Combining Translation, Rotation, and Scaling in GLSL
By themselves, translation, rotation, and scaling are useful.
Together, they become incredibly powerful.
Almost every animated shader, game effect, motion graphic, or procedural interface combines these three operations.
The exciting part is that the drawing code usually stays exactly the same.
Only the coordinates change.
Thinking Like a Shader

Imagine you have a rubber stamp.
The stamp always draws the same square.
Instead of carving a new stamp every time, you simply move it, rotate it, or resize it before pressing it onto the paper.
Procedural shaders work in the same way.
The shape never changes.
Only its coordinate system does.
Starting with Centered Coordinates
As before, we'll begin by centering the UV coordinates.
vec2 uv = vUv - 0.5;
Every transformation will happen around this point.
Step One: Translation
Let's move the coordinate system.
uv -= vec2(0.25, 0.0);
The rectangle now appears slightly to the right.
Translation decides where the object lives.
Step Two: Scaling
Next, resize the coordinate system.
uv /= 1.5;
The rectangle becomes larger.
Remember that dividing the coordinates makes the shape appear bigger.
Step Three: Rotation
Now rotate the coordinates.
float angle = uTime;
float c = cos(angle);
float s = sin(angle);
mat2 rotation = mat2(
c, -s,
s, c
);
uv = rotation * uv;
The object now spins smoothly while staying at its translated position.
Drawing the Shape
Now draw the rectangle.
float rect =
step(-0.20, uv.x) *
(1.0 - step(0.20, uv.x)) *
step(-0.10, uv.y) *
(1.0 - step(0.10, uv.y));
Notice that the drawing code is identical to previous lessons.

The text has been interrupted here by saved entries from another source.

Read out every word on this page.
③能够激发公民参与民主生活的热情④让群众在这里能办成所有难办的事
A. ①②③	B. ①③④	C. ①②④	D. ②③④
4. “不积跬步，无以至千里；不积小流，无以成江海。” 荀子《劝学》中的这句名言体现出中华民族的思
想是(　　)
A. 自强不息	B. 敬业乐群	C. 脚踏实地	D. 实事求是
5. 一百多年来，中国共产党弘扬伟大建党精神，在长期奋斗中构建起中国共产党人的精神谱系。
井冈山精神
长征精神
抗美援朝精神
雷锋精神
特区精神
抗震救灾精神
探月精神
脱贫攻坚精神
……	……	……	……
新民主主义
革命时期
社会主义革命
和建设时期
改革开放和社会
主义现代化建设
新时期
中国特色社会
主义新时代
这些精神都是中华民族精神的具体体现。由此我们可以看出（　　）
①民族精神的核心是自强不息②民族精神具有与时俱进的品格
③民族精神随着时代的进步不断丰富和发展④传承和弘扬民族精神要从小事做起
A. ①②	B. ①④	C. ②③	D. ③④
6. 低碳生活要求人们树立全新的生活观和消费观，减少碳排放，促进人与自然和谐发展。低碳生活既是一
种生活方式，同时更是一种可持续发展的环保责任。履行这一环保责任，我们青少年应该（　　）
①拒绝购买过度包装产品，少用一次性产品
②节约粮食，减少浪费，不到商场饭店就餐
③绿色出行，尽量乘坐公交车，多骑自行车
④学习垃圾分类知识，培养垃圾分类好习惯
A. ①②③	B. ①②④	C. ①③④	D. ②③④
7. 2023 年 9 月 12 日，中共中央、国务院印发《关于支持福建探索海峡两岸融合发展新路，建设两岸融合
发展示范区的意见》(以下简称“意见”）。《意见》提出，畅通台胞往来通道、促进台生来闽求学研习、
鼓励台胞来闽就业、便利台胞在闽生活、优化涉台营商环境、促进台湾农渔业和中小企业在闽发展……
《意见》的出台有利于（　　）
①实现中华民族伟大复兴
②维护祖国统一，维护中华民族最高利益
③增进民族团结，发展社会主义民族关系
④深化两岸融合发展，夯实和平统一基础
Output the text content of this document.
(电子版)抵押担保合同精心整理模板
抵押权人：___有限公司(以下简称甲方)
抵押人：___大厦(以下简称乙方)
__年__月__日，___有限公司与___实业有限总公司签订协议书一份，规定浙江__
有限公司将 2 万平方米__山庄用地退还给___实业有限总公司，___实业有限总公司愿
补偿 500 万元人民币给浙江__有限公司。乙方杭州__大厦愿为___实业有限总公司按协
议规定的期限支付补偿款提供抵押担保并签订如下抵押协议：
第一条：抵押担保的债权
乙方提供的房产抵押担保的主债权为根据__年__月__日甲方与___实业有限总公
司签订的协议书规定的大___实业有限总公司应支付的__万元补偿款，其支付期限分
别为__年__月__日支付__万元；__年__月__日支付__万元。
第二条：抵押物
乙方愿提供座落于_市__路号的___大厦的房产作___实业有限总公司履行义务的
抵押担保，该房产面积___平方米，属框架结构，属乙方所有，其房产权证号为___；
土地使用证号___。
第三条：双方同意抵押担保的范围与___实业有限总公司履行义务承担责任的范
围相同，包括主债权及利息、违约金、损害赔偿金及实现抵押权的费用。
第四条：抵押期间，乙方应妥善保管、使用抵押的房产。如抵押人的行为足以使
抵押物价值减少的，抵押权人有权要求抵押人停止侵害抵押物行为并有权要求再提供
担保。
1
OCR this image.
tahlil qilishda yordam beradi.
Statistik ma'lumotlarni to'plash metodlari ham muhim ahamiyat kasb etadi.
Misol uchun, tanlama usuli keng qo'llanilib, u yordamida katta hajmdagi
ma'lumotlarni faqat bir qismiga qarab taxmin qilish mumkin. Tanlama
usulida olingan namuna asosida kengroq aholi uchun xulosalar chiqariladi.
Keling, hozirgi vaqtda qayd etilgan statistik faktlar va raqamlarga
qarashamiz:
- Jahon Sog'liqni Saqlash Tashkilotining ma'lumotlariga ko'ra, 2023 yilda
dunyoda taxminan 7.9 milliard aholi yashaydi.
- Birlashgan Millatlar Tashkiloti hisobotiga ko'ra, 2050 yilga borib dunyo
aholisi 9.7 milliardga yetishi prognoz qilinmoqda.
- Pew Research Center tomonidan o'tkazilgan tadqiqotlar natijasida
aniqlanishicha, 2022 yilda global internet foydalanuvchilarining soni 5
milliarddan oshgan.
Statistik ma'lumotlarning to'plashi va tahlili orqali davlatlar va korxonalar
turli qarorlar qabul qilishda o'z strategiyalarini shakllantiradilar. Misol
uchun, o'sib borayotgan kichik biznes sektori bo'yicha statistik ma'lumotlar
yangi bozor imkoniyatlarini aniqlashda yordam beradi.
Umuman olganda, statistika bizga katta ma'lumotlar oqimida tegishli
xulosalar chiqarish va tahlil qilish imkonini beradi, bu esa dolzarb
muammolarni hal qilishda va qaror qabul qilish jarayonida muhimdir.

Only the coordinates changed.
Complete Shader
#ifdef GL_ES
precision mediump float;
#endif
uniform float uTime;
varying vec2 vUv;
void main(){
vec2 uv = vUv - 0.5;
uv -= vec2(0.25, 0.0);
uv /= 1.5;
float angle = uTime;
float c = cos(angle);
float s = sin(angle);
mat2 rotation = mat2(
c, -s,
s, c
);
uv = rotation * uv;
float rect =
step(-0.20, uv.x) *
(1.0 - step(0.20, uv.x)) *
step(-0.10, uv.y) *
(1.0 - step(0.10, uv.y));
gl_FragColor = vec4(vec3(rect),1.0);
}
With only a few transformations, we've created a moving, rotating, and resized object.
Why the Order Matters
Let's swap two operations.
Rotate first.
Then translate.
uv = rotation * uv;
uv -= vec2(0.25,0.0);
The animation changes completely.
Instead of spinning around its own center, the rectangle now travels in a circular path.
Nothing else changed.
Only the order.
This is one of the most important ideas in computer graphics.
Another Example
Scale after rotating.
uv = rotation * uv;
uv *= 2.0;
The rectangle rotates exactly the same way, but now appears smaller.
Every transformation affects those that come after it.
Building a Transformation Pipeline
Professional shaders often follow a simple sequence.
Center coordinates
↓
Translate
↓
Rotate
↓
Scale
↓
Draw shape
Keeping transformations organized makes complex shaders much easier to understand.
Creating Multiple Objects
Every object can have its own coordinate system.
vec2 uv1 = uv;
vec2 uv2 = uv;
uv1 -= vec2(0.25,0.0);
uv2 += vec2(0.25,0.0);
Each object can then receive its own rotation or scaling.
This technique allows dozens of animated objects to exist inside one shader.
Combining Everything with Animation
Nothing stops us from animating every transformation.
uv -= vec2(sin(uTime),0.0)*0.2;
uv /= 1.2 + sin(uTime)*0.2;
Now the rectangle moves while changing size.
Add rotation as well, and all three transformations work together.
Where Is This Used?
Transformation pipelines appear in almost every graphics application.
- Game user interfaces.
- Motion graphics.
- Animated logos.
- Particle systems.
- Interactive backgrounds.
- Scientific visualizations.
- Procedural artwork.
- Audio visualizers.
- Loading screens.
- Mobile applications.
Learning this workflow prepares you for much larger shader projects.
Try These Experiments
Translate before rotating.
Rotate before translating.
Scale before rotating.
Rotate before scaling.
Animate every transformation.
Create two objects with different transformation orders.
Watch how dramatically the motion changes.
A Small Challenge
Can you create these effects?
- A spinning button that grows and shrinks.
- Two rotating rectangles moving in opposite directions.
- A loading animation with several rotating objects.
- A simple solar system.
- A procedural logo built from multiple transformed shapes.
Every challenge uses exactly the same transformation techniques you've learned over the past few lessons.